Arreotimo. Sono tra il vivo e il morto: onde s’i’ fussi dimandato qual fussi o morto o vivo, non saprei che rispondergli, cosí ho l’animo turbato tra il timore e la speranza, dubitando che Erasto non s’incontri con Cintia e non s’ammazzino insieme! L’ho attesa a casa e non è ancor venuta, né la balia che è gita in cerca di lei ha potuto trovarla.
Dulone. Arreotimo, vi prega Sinesio che vegnate a casa, ché vi stanno aspettando con grandissimo desiderio.
Arreotimo. Si sa nuova di Cintia?
Dulone. Ivi è Cintia ed Erasto.
Arreotimo.

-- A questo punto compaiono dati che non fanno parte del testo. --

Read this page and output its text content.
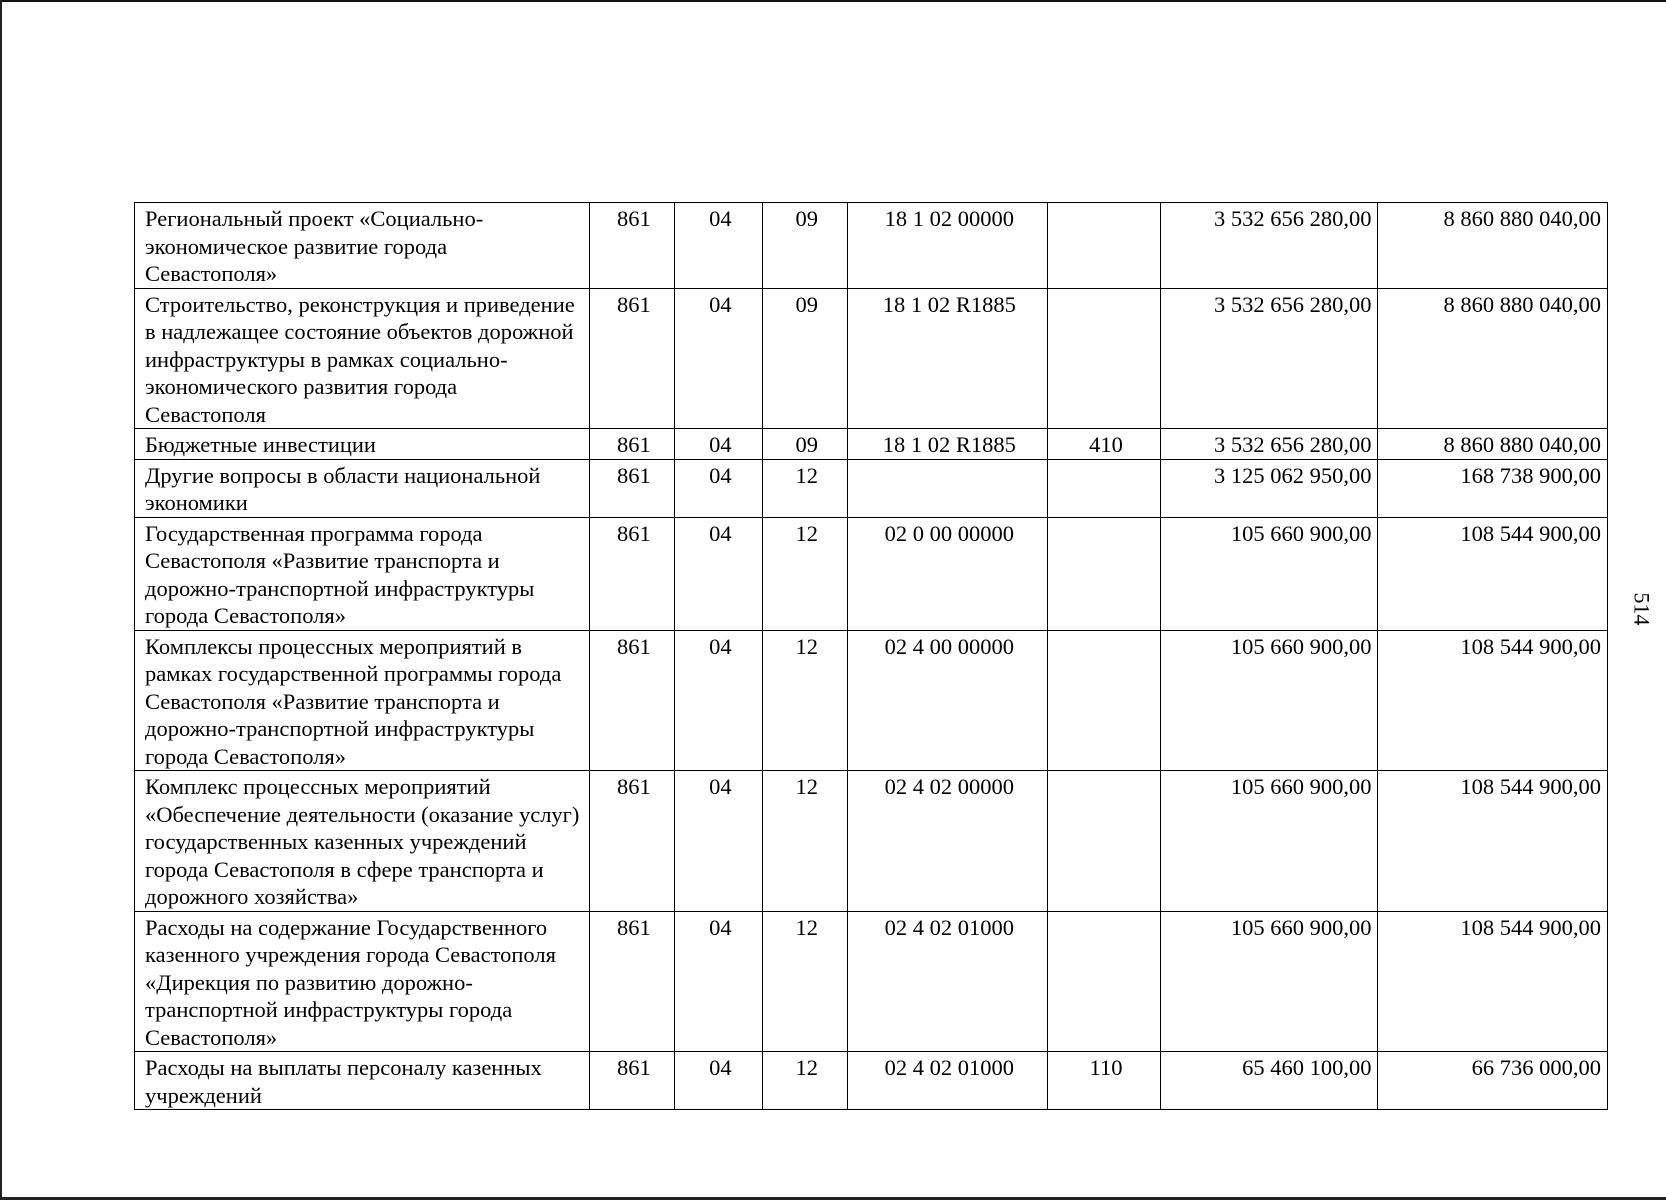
514
Региональный проект «Социально-экономическое развитие города Севастополя»	861	04	09	18 1 02 00000		3 532 656 280,00	8 860 880 040,00
Строительство, реконструкция и приведение в надлежащее состояние объектов дорожной инфраструктуры в рамках социально-экономического развития города Севастополя	861	04	09	18 1 02 R1885		3 532 656 280,00	8 860 880 040,00
Бюджетные инвестиции	861	04	09	18 1 02 R1885	410	3 532 656 280,00	8 860 880 040,00
Другие вопросы в области национальной экономики	861	04	12			3 125 062 950,00	168 738 900,00
Государственная программа города Севастополя «Развитие транспорта и дорожно-транспортной инфраструктуры города Севастополя»	861	04	12	02 0 00 00000		105 660 900,00	108 544 900,00
Комплексы процессных мероприятий в рамках государственной программы города Севастополя «Развитие транспорта и дорожно-транспортной инфраструктуры города Севастополя»	861	04	12	02 4 00 00000		105 660 900,00	108 544 900,00
Комплекс процессных мероприятий «Обеспечение деятельности (оказание услуг) государственных казенных учреждений города Севастополя в сфере транспорта и дорожного хозяйства»	861	04	12	02 4 02 00000		105 660 900,00	108 544 900,00
Расходы на содержание Государственного казенного учреждения города Севастополя «Дирекция по развитию дорожно-транспортной инфраструктуры города Севастополя»	861	04	12	02 4 02 01000		105 660 900,00	108 544 900,00
Расходы на выплаты персоналу казенных учреждений	861	04	12	02 4 02 01000	110	65 460 100,00	66 736 000,00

Sono accordati insieme?
Dulone. Poco contrasto ci ha voluto per accordargli; or con grandissimo contento di ciascheduno si sposano insieme Cintia con Erasto, e Lidia con Amasio, e tutta la casa è in gioia.
Arreotimo. O Dio, come ti renderò io grazie bastanti, se ben mentre io vivesse stesse sempre in un perpetuo rendimento di grazie?
Dulone. Ci è maggior allegrezza.
Arreotimo. Qual può esser maggiore?
Dulone. Cintia vi manda a dir che, per temprarvi il dolore di non aver Cintio che pensavate, ma una femina Cintia, e ché non vi dogliate di Ersilia, la sua madre, e di lei, v’ha partorito un bel maschio.
Arreotimo. Ed è ella infantata?
Dulone. Infantatissima e di un graziosissimo bambino.
Arreotimo. O Dio, quanto son oltremisura allegro! O soprana bontá, quanti sono i favori che oggi tu mi concedi! dolevami di aver una femina, poi di averla perduta; or ho una figlia e un nipote di lei. Mi par mille anni di riveder l’una e l’altro, ché, dubitando di non averla a veder in eterno, sto con uno accesissimo desiderio di rivederla.